Essien remembers his own experience: “You get a headache, feverish, you know? Hot and cold. One minute you think you’re fine, and the next minute it comes back again.” Sometimes, he says, describing the classically episodic fevers associated with P. falciparum infection, he’d feel well enough in the daytime to go out and play, but as night fell, the chills and aches would be back again.

His mother was already a veteran of the malaria bedside when Michael came along. “First, my mum will, you know, treat it. With some tablets. If that doesn’t work, then she would take me to the hospital, to get injections.”

Essien lives in Denmark now, out of reach of Anopheles mosquitoes and their parasitic cargo. We’ve arranged to meet in a very lived-in AirBnB in a suburban town called Farum, flat and grassy as an institutional campus, which, not expecting many tourists, boasts zero hotels. But FC Nordsjaelland train here, and Essien has found a new home on their coaching staff. Besides, he says – he likes it here, near the fields: “I’m a country boy.”

He hasn’t left his first home behind. He goes back to Awutu Breku regularly, he says, to see old friends: “to joke around, to have a few drinks with them, so they can feel part of you. Those are the ones who knew you when you were very young, so you don’t forget them,” he says. With the new malaria vaccine on his mind, his thoughts flick to their children. “Obviously, my old friends, they are parents now, and they are still worried with this disease.”

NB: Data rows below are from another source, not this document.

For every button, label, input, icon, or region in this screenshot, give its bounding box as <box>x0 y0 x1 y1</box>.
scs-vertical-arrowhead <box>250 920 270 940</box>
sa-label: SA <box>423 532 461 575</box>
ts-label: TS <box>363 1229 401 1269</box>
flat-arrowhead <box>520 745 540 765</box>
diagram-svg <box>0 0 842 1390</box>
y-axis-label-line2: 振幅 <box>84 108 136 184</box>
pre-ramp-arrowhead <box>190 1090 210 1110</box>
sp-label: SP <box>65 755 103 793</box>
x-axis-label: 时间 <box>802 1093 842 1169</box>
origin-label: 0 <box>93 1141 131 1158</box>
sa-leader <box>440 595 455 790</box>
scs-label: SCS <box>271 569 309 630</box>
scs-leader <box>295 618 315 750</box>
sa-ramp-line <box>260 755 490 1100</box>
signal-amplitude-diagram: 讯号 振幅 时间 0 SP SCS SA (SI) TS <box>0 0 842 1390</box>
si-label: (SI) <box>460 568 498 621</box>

Malaria continues to present a nearly perennial threat in Ghana’s Central Region, causing several million cases and many thousand deaths across the country each year. The future, however, looks significantly brighter. Pilot RTS,S vaccination campaigns, launched in 2019 in Ghana, Kenya and Malawi, have shown reductions not only in the numbers of clinical cases, but also in the severity of symptoms. This month, Gavi’s board took the decision to fund the vaccine for widespread distribution across sub-Saharan Africa.

“We’ve been fighting malaria for many, many years. Mosquito nets, coils, creams – now this vaccine is coming on top of that, I think it’s very good news,” Essien says.

But new vaccines, as he knows from recent experience, can rattle nerves. “We have to put trust in the science,” he urges. “They’ve done their research and their trials. They know it’s very safe.” He gestures at his own emphatically robust person: “Like, I’m sitting here now fully vaccinated against the COVID.”

“Of course, yes, I would encourage and advise [my friends] to take these malaria vaccines to protect their younger ones,” he adds. “I’m looking forward to seeing many children grow healthy, so they can have a good life, a good education. So their family will not worry too much.”